The return on the Finnish Cultural Foundation’s equity investments was low due to the weak price development of the Huhtamäki share, the Foundation’s largest holding.
The fair value of the Cultural Foundation’s assets at the end of the year stood at EUR 1 584 million. Of these, the fair value of investment assets stood at EUR 1 405 million. The return on investments was 0.3 per cent during the financial year of 1 October 2017 to 30 September 2018. The return of the benchmark index in the same time period was +6.4 per cent.

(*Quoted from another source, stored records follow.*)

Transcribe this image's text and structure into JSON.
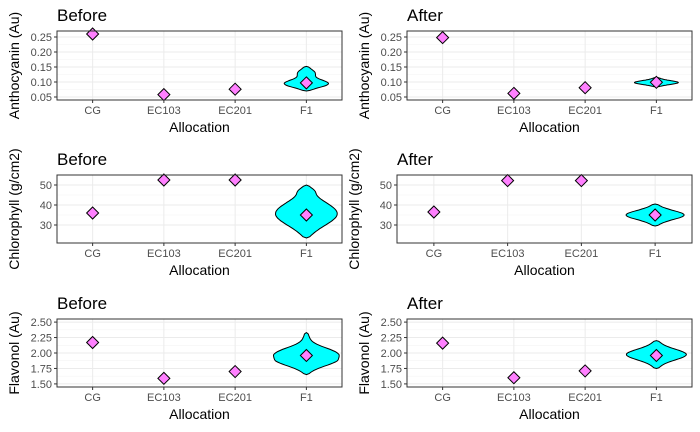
{
  "colors": {
    "violin_fill": "#00ffff",
    "point_fill": "#ff80ff"
  },
  "chart_data": [
    {
      "type": "violin",
      "title": "Before",
      "xlabel": "Allocation",
      "ylabel": "Anthocyanin (Au)",
      "categories": [
        "CG",
        "EC103",
        "EC201",
        "F1"
      ],
      "ylim": [
        0.04,
        0.27
      ],
      "yticks": [
        0.05,
        0.1,
        0.15,
        0.2,
        0.25
      ],
      "ytick_labels": [
        "0.05",
        "0.10",
        "0.15",
        "0.20",
        "0.25"
      ],
      "means": [
        0.26,
        0.058,
        0.076,
        0.097
      ],
      "violin": {
        "category": "F1",
        "range": [
          0.07,
          0.152
        ]
      }
    },
    {
      "type": "violin",
      "title": "After",
      "xlabel": "Allocation",
      "ylabel": "Anthocyanin (Au)",
      "categories": [
        "CG",
        "EC103",
        "EC201",
        "F1"
      ],
      "ylim": [
        0.04,
        0.27
      ],
      "yticks": [
        0.05,
        0.1,
        0.15,
        0.2,
        0.25
      ],
      "ytick_labels": [
        "0.05",
        "0.10",
        "0.15",
        "0.20",
        "0.25"
      ],
      "means": [
        0.248,
        0.062,
        0.081,
        0.099
      ],
      "violin": {
        "category": "F1",
        "range": [
          0.084,
          0.115
        ]
      }
    },
    {
      "type": "violin",
      "title": "Before",
      "xlabel": "Allocation",
      "ylabel": "Chlorophyll (g/cm2)",
      "categories": [
        "CG",
        "EC103",
        "EC201",
        "F1"
      ],
      "ylim": [
        21,
        55
      ],
      "yticks": [
        30,
        40,
        50
      ],
      "ytick_labels": [
        "30",
        "40",
        "50"
      ],
      "means": [
        36,
        52.5,
        52.5,
        35
      ],
      "violin": {
        "category": "F1",
        "range": [
          23.5,
          50
        ]
      }
    },
    {
      "type": "violin",
      "title": "After",
      "xlabel": "Allocation",
      "ylabel": "Chlorophyll (g/cm2)",
      "categories": [
        "CG",
        "EC103",
        "EC201",
        "F1"
      ],
      "ylim": [
        21,
        55
      ],
      "yticks": [
        30,
        40,
        50
      ],
      "ytick_labels": [
        "30",
        "40",
        "50"
      ],
      "means": [
        36.5,
        52.2,
        52.2,
        35
      ],
      "violin": {
        "category": "F1",
        "range": [
          29.5,
          40.5
        ]
      }
    },
    {
      "type": "violin",
      "title": "Before",
      "xlabel": "Allocation",
      "ylabel": "Flavonol (Au)",
      "categories": [
        "CG",
        "EC103",
        "EC201",
        "F1"
      ],
      "ylim": [
        1.45,
        2.55
      ],
      "yticks": [
        1.5,
        1.75,
        2.0,
        2.25,
        2.5
      ],
      "ytick_labels": [
        "1.50",
        "1.75",
        "2.00",
        "2.25",
        "2.50"
      ],
      "means": [
        2.17,
        1.59,
        1.7,
        1.96
      ],
      "violin": {
        "category": "F1",
        "range": [
          1.65,
          2.33
        ]
      }
    },
    {
      "type": "violin",
      "title": "After",
      "xlabel": "Allocation",
      "ylabel": "Flavonol (Au)",
      "categories": [
        "CG",
        "EC103",
        "EC201",
        "F1"
      ],
      "ylim": [
        1.45,
        2.55
      ],
      "yticks": [
        1.5,
        1.75,
        2.0,
        2.25,
        2.5
      ],
      "ytick_labels": [
        "1.50",
        "1.75",
        "2.00",
        "2.25",
        "2.50"
      ],
      "means": [
        2.16,
        1.6,
        1.71,
        1.96
      ],
      "violin": {
        "category": "F1",
        "range": [
          1.75,
          2.2
        ]
      }
    }
  ]
}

The low return of the portfolio is, similarly to the previous year’s, largely due to the weak price development of the Huhtamäki share, the Foundation’s largest holding. The stock price of the Huhtamäki share fell 17.3 per cent, whereas in the same time period the Helsinki stock exchange CAP yield index yielded 11 per cent. The development of the yield index, however, does not give a full picture of the Helsinki stock exchange development, as the excellent returns of a few companies with large index weight, such as Neste (+92 per cent), UPM (+53 per cent), and Fortum (+36 per cent), explains most of this index yield. The development of other company stock has been modest.

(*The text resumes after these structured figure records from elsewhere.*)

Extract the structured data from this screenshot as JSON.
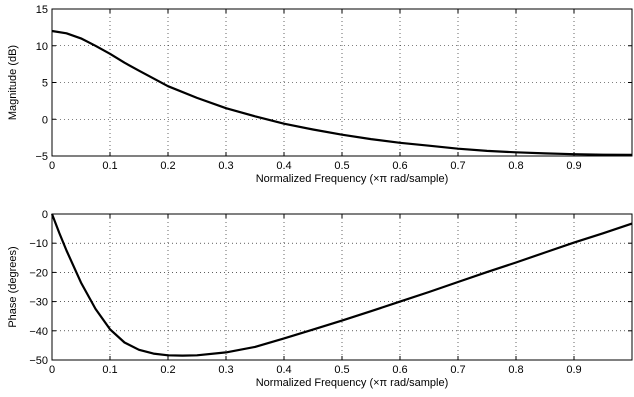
{
  "chart_data": [
    {
      "type": "line",
      "title": "",
      "xlabel": "Normalized Frequency  (×π rad/sample)",
      "ylabel": "Magnitude (dB)",
      "xlim": [
        0,
        1
      ],
      "ylim": [
        -5,
        15
      ],
      "xticks": [
        0,
        0.1,
        0.2,
        0.3,
        0.4,
        0.5,
        0.6,
        0.7,
        0.8,
        0.9
      ],
      "xtick_labels": [
        "0",
        "0.1",
        "0.2",
        "0.3",
        "0.4",
        "0.5",
        "0.6",
        "0.7",
        "0.8",
        "0.9"
      ],
      "yticks": [
        -5,
        0,
        5,
        10,
        15
      ],
      "ytick_labels": [
        "−5",
        "0",
        "5",
        "10",
        "15"
      ],
      "grid": true,
      "series": [
        {
          "x": [
            0,
            0.025,
            0.05,
            0.075,
            0.1,
            0.125,
            0.15,
            0.2,
            0.25,
            0.3,
            0.35,
            0.4,
            0.45,
            0.5,
            0.55,
            0.6,
            0.65,
            0.7,
            0.75,
            0.8,
            0.85,
            0.9,
            0.95,
            1.0
          ],
          "y": [
            12.0,
            11.7,
            11.0,
            10.0,
            8.9,
            7.7,
            6.6,
            4.5,
            2.9,
            1.5,
            0.4,
            -0.6,
            -1.4,
            -2.1,
            -2.7,
            -3.2,
            -3.6,
            -4.0,
            -4.3,
            -4.5,
            -4.65,
            -4.75,
            -4.82,
            -4.85
          ]
        }
      ],
      "line_color": "#000000"
    },
    {
      "type": "line",
      "title": "",
      "xlabel": "Normalized Frequency  (×π rad/sample)",
      "ylabel": "Phase (degrees)",
      "xlim": [
        0,
        1
      ],
      "ylim": [
        -50,
        0
      ],
      "xticks": [
        0,
        0.1,
        0.2,
        0.3,
        0.4,
        0.5,
        0.6,
        0.7,
        0.8,
        0.9
      ],
      "xtick_labels": [
        "0",
        "0.1",
        "0.2",
        "0.3",
        "0.4",
        "0.5",
        "0.6",
        "0.7",
        "0.8",
        "0.9"
      ],
      "yticks": [
        -50,
        -40,
        -30,
        -20,
        -10,
        0
      ],
      "ytick_labels": [
        "−50",
        "−40",
        "−30",
        "−20",
        "−10",
        "0"
      ],
      "grid": true,
      "series": [
        {
          "x": [
            0,
            0.0125,
            0.025,
            0.05,
            0.075,
            0.1,
            0.125,
            0.15,
            0.175,
            0.2,
            0.225,
            0.25,
            0.3,
            0.35,
            0.4,
            0.45,
            0.5,
            0.55,
            0.6,
            0.65,
            0.7,
            0.75,
            0.8,
            0.85,
            0.9,
            0.95,
            1.0
          ],
          "y": [
            0,
            -6.5,
            -12.5,
            -23.5,
            -32.5,
            -39.5,
            -44.0,
            -46.5,
            -47.8,
            -48.4,
            -48.5,
            -48.4,
            -47.4,
            -45.5,
            -42.6,
            -39.6,
            -36.5,
            -33.3,
            -30.0,
            -26.7,
            -23.3,
            -19.9,
            -16.6,
            -13.2,
            -9.8,
            -6.6,
            -3.3
          ]
        }
      ],
      "line_color": "#000000"
    }
  ]
}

The deficit for the financial year was EUR 1.8 million. The capital gains from the sale of assets were EUR 9.3 million, of which EUR 4.3 million was used to support the grant activities of the regional funds. Capital gains included, the amount of current returns and donations fell short of the expenditure on grants and other statutory operating expenses by EUR 1.5 million.
A total of EUR 4.2 million was received in bequests and donations. On 30 September 2018, the foundation had a total of 845 donor funds.

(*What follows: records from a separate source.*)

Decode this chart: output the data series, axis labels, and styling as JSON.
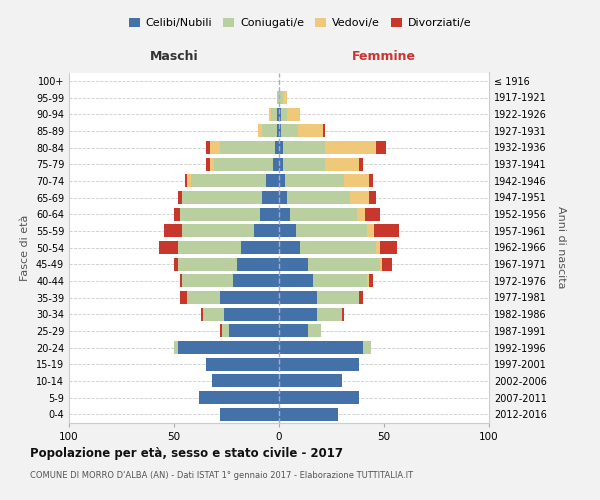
{
  "age_groups": [
    "0-4",
    "5-9",
    "10-14",
    "15-19",
    "20-24",
    "25-29",
    "30-34",
    "35-39",
    "40-44",
    "45-49",
    "50-54",
    "55-59",
    "60-64",
    "65-69",
    "70-74",
    "75-79",
    "80-84",
    "85-89",
    "90-94",
    "95-99",
    "100+"
  ],
  "birth_years": [
    "2012-2016",
    "2007-2011",
    "2002-2006",
    "1997-2001",
    "1992-1996",
    "1987-1991",
    "1982-1986",
    "1977-1981",
    "1972-1976",
    "1967-1971",
    "1962-1966",
    "1957-1961",
    "1952-1956",
    "1947-1951",
    "1942-1946",
    "1937-1941",
    "1932-1936",
    "1927-1931",
    "1922-1926",
    "1917-1921",
    "≤ 1916"
  ],
  "maschi_celibi": [
    28,
    38,
    32,
    35,
    48,
    24,
    26,
    28,
    22,
    20,
    18,
    12,
    9,
    8,
    6,
    3,
    2,
    1,
    1,
    0,
    0
  ],
  "maschi_coniugati": [
    0,
    0,
    0,
    0,
    2,
    3,
    10,
    16,
    24,
    28,
    30,
    34,
    38,
    38,
    36,
    28,
    26,
    7,
    3,
    1,
    0
  ],
  "maschi_vedovi": [
    0,
    0,
    0,
    0,
    0,
    0,
    0,
    0,
    0,
    0,
    0,
    0,
    0,
    0,
    2,
    2,
    5,
    2,
    1,
    0,
    0
  ],
  "maschi_divorziati": [
    0,
    0,
    0,
    0,
    0,
    1,
    1,
    3,
    1,
    2,
    9,
    9,
    3,
    2,
    1,
    2,
    2,
    0,
    0,
    0,
    0
  ],
  "femmine_nubili": [
    28,
    38,
    30,
    38,
    40,
    14,
    18,
    18,
    16,
    14,
    10,
    8,
    5,
    4,
    3,
    2,
    2,
    1,
    1,
    0,
    0
  ],
  "femmine_coniugate": [
    0,
    0,
    0,
    0,
    4,
    6,
    12,
    20,
    26,
    34,
    36,
    34,
    32,
    30,
    28,
    20,
    20,
    8,
    3,
    2,
    0
  ],
  "femmine_vedove": [
    0,
    0,
    0,
    0,
    0,
    0,
    0,
    0,
    1,
    1,
    2,
    3,
    4,
    9,
    12,
    16,
    24,
    12,
    6,
    2,
    0
  ],
  "femmine_divorziate": [
    0,
    0,
    0,
    0,
    0,
    0,
    1,
    2,
    2,
    5,
    8,
    12,
    7,
    3,
    2,
    2,
    5,
    1,
    0,
    0,
    0
  ],
  "colors": {
    "celibi": "#4472a8",
    "coniugati": "#b9cfa0",
    "vedovi": "#f0c87a",
    "divorziati": "#c8372c"
  },
  "xlim": 100,
  "title": "Popolazione per età, sesso e stato civile - 2017",
  "subtitle": "COMUNE DI MORRO D'ALBA (AN) - Dati ISTAT 1° gennaio 2017 - Elaborazione TUTTITALIA.IT",
  "ylabel_left": "Fasce di età",
  "ylabel_right": "Anni di nascita",
  "label_maschi": "Maschi",
  "label_femmine": "Femmine",
  "legend_labels": [
    "Celibi/Nubili",
    "Coniugati/e",
    "Vedovi/e",
    "Divorziati/e"
  ],
  "bg_color": "#f2f2f2",
  "plot_bg_color": "#ffffff",
  "grid_color": "#cccccc",
  "center_line_color": "#aaaacc"
}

At the turn of 2017–18, the global growth outlooks were positive. All economic zones were growing, the levels of trust were up, and the mood of the investment market was positive. February, however, saw a change when the global stock market experienced a correction. The main reasons behind this were the US Federal Reserve’s raising of interest rates, related to normalising the US fiscal policy, as well as the fear of inflation due to strong economic growth and record low unemployment rate. The economic growth also slowed down more than expected in China, and this stunted growth reflected not only in developing markets but also in Europe, which as an open and export-led economic zone is connected to the growth in China and global commerce. During spring, politics made a comeback on the market, as well. An impending trade war between China and the USA, the debt issues of Turkey and Argentina, and the budget plans of the Italian populist parties that won the elections were all seen as causes of concern.
With the raised interest rates, strong dollar, and solid economic growth, the US has become a safe haven for investors. As the flow of investments has moved to the US markets, the stocks and currencies of developing countries have gone down considerably and risk premiums on the bond market have increased. The development of stock exchanges has been quiet also in Europe, although the stock valuation level is considerably more moderate than in the US. In the foreign exchange market, the euro has weakened against the dollar.
The return on the Cultural Foundation’s equity investments was negative at -3.1 per cent. The return on the benchmark index for the same period was 9.2 per cent.
The return on the Foundation’s fixed-income investments including money market investments was 0 per cent while the corresponding return on the benchmark index stood at -0.3 per cent. The return on other investments, mainly private equity funds, was 10.4 per cent. The return on the real estate investments stood at 13.8 per cent.
In addition to the prevailing legislation, the Finnish Cultural Foundation complies with the principles of responsibility and sustainability in its investment activities. The Foundation’s assets are distributed across different asset classes, and as a long-term investor it has good risk-bearing capacity and crisis tolerance. The Foundation’s ample cash reserves allow its budgeted cost development to endure a decrease in share prices even for longer periods of time, if need be.
As in previous years, the greatest uncertainties in investments are related to the development of the global economy and capital markets. The investment markets may experience rapid and even steep corrections, should any unforeseen negative factors come into play.